Mr Lynn of Millbrook Court, Red Cross, Co Wicklow, has pleaded not guilty to 21 counts of theft in Dublin between October 23rd, 2006, and April 20th, 2007.

It is the prosecution case that Mr Lynn obtained multiple mortgages on the same properties in a situation where banks were unaware that other institutions were also providing finance.


The financial institutions involved are Bank of Ireland Mortgages Bank Ltd, Danske Bank, Irish Life and Permanent, Ulster Bank, ACC Bank plc, Bank of Scotland Ireland Ltd and Irish Nationwide Building Society.

On day 13 of the trial, defending counsel Feargal Kavanagh SC was cross-examining Killian McMahon, an internal auditor for Irish Nationwide Building Society between 2003 and 2006 about the bank's lending practices.

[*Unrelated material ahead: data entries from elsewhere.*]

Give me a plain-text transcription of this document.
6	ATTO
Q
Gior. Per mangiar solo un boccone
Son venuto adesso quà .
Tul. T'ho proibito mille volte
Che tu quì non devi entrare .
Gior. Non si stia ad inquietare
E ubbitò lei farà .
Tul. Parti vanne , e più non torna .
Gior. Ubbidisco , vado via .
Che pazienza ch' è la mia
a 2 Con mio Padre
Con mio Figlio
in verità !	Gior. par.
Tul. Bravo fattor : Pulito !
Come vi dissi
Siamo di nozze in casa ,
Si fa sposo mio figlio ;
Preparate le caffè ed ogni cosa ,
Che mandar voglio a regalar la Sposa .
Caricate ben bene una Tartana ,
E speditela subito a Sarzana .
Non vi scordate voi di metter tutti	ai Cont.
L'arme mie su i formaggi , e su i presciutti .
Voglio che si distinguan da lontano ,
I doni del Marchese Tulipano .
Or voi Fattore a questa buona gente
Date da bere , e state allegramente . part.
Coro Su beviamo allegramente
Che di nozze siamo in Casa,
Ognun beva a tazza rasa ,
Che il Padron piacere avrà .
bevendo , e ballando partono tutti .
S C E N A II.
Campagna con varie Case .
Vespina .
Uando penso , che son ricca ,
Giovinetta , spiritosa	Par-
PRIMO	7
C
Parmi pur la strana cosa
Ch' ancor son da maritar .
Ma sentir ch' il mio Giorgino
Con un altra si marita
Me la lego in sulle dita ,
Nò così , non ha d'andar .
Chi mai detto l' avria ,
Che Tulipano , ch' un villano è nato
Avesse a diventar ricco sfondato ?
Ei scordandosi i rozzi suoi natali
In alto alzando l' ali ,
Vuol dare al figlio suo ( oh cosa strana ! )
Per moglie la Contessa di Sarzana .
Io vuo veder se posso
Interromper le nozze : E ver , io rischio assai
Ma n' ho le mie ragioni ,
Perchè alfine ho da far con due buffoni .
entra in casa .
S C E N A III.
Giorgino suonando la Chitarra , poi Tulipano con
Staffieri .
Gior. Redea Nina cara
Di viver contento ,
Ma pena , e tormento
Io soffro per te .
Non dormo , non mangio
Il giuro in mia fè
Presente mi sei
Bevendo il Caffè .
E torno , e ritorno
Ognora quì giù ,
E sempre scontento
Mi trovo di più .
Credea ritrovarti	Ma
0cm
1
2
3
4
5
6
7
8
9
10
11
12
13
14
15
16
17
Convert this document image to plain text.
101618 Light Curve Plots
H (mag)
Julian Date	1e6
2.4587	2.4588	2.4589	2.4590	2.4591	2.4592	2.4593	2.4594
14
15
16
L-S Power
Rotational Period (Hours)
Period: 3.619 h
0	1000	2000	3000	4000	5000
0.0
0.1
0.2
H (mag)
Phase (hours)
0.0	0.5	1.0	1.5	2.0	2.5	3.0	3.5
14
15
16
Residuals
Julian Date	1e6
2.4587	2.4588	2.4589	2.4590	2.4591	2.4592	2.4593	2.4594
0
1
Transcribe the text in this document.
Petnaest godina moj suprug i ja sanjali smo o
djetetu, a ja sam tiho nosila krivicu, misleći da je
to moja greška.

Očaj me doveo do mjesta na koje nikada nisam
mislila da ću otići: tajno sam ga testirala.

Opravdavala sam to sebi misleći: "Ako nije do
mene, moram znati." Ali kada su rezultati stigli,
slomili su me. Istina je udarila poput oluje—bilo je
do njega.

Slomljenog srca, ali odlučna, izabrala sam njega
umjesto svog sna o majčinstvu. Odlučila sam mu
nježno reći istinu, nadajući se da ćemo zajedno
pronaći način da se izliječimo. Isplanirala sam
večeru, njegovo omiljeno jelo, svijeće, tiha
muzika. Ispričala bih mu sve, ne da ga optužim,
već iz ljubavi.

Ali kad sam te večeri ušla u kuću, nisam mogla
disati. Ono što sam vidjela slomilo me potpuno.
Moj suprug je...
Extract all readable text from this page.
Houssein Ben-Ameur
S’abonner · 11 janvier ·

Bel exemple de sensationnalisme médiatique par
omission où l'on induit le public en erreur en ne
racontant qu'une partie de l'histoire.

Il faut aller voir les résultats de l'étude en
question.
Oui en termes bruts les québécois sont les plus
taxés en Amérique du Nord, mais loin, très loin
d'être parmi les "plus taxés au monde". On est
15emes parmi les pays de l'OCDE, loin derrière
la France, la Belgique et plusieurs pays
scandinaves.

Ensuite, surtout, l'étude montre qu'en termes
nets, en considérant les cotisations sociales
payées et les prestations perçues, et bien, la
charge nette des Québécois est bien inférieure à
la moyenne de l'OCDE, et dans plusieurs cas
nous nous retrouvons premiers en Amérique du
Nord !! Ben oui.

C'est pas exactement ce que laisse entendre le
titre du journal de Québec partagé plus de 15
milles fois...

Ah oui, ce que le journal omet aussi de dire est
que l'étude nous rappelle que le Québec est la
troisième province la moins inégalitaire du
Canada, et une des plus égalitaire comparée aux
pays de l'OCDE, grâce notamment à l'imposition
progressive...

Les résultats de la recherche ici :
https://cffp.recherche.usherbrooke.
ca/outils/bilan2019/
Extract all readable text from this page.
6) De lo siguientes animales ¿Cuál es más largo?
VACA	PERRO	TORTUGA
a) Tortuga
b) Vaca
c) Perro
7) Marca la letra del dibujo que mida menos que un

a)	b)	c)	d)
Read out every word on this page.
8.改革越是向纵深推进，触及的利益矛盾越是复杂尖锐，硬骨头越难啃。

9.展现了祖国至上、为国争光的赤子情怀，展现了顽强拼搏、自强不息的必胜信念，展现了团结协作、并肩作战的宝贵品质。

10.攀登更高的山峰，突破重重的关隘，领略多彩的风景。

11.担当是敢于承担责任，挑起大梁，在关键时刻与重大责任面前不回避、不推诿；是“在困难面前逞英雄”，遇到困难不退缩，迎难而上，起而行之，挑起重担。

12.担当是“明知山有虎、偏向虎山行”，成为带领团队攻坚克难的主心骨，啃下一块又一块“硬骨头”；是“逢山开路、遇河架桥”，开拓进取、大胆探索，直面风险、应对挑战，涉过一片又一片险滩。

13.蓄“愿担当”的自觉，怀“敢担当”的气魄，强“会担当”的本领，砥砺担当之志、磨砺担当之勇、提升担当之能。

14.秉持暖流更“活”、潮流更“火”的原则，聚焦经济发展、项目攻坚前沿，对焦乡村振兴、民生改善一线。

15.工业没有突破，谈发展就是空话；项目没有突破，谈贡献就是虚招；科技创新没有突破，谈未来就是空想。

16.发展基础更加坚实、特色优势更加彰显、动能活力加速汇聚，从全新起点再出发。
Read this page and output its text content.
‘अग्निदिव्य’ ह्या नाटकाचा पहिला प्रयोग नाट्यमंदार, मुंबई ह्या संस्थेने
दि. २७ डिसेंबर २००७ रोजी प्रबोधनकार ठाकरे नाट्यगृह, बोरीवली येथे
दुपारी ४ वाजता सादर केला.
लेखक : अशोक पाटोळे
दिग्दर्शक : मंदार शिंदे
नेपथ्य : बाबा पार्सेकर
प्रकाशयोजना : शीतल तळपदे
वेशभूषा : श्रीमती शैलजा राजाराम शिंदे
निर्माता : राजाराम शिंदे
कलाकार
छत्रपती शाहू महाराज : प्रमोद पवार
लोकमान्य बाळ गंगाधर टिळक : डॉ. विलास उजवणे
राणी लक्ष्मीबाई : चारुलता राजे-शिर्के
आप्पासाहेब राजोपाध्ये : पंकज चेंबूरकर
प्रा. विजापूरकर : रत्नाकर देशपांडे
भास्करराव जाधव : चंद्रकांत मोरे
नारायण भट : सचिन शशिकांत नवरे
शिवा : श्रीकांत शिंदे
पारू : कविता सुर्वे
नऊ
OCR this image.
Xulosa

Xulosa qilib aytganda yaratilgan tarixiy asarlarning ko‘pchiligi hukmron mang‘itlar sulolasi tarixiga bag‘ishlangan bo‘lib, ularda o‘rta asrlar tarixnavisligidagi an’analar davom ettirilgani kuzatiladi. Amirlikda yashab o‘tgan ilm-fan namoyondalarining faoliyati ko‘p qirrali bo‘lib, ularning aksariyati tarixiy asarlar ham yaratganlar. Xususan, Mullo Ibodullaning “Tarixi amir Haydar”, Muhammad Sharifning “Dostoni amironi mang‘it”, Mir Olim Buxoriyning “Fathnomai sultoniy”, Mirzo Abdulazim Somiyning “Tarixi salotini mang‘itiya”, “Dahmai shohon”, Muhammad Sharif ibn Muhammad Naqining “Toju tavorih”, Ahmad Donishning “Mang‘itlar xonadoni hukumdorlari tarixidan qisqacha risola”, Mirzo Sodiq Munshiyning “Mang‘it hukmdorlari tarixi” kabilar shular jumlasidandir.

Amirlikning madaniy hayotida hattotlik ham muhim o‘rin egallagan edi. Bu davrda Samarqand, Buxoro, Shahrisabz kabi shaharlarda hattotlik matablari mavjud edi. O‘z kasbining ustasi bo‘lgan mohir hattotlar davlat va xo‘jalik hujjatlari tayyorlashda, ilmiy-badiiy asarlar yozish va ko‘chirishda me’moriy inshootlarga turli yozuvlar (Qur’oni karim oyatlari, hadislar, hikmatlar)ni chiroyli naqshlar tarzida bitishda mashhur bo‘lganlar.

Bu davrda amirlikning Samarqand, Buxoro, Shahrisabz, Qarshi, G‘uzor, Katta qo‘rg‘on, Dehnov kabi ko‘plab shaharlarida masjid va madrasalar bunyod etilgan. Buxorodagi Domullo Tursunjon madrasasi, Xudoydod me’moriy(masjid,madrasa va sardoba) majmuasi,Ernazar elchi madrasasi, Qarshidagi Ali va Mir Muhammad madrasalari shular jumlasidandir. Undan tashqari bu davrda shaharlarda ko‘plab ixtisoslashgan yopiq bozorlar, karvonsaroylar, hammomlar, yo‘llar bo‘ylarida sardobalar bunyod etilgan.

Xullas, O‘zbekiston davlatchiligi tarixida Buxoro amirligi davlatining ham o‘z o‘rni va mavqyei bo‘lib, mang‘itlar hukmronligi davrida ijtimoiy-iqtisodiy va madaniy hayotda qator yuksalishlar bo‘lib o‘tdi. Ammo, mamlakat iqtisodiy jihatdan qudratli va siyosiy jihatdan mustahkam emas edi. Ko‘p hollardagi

Mr Kavanagh told the jury that he was attempting to establish that the loan procedures were "more in the breach than in the observance".

He said this was a case where a bank was “giving money out willy nilly” and then came back to “whinge about it later”.

‘Cared about money’

Judge Martin Nolan told Mr Kavanagh that there was no evidence that this bank didn't care about its money. "They cared about their money," the judge said.

After Mr Kavanagh described Irish Nationwide as a "reckless institution", Judge Nolan told counsel, "I don't think you should propagandise" during his questioning and that "his function was not to make comments".

Mr Kavanagh put it to the former bank auditor that the building society was “guilty of reckless lending and management”.

“Our procedures could have been better,” Mr McMahon replied.

Mr Kavanagh asked “was it just negligence” that led to the bank’s operations costing the Irish State billions of euro.

Counsel went on to ask Mr McMahon if he was aware of files recording the dealings of Irish Nationwide’s then chief executive Michael Fingleton with high-net-worth individuals.

Mr McMahon said he had no reason to believe there were any such files.

When asked if he was aware of any secret profit deals, Mr McMahon replied there was no such thing as secret profit deals, as far as he was aware. “That’s the nature of a secret,” he said at one point.

Mortgage applications

Mr Kavanagh said he was instructed that his client and Mr Fingleton met over coffee and he asked the witness if there would be a note of that.

Mr McMahon said it was unlikely. Mr Kavanagh asked if they were “discussing a secret loan deal”.

Judge Nolan asked counsel was he putting it to the witness “that there was a secret deal between Mr Fingleton and Mr Lynn”. Counsel replied “yes, and does he know anything it?”

Mr McMahon replied “I don’t”.

Earlier, Patrick McGrath SC, prosecuting, brought Mr McMahon through every investment property Mr Lynn took mortgage applications out on with INBS.

The court heard the bank was at a total loss of just under €4.2 million after it emerged other banks had advanced loans to Mr Lynn on the same properties.

Internal documents within INBS concluded in February 2008 that “suspect documents, undertakings, representations and submissions were submitted in support of the mortgage application(s)”.

“It was clear the information provided was false and misleading and Mr Lynn misrepresented his position.

“The society believes it was the victim of a deception and it would not have advanced any monies to Mr Lynn in this case if it had been aware the information supplied was false and misleading.”

The trial continues before Judge Martin Nolan and a jury.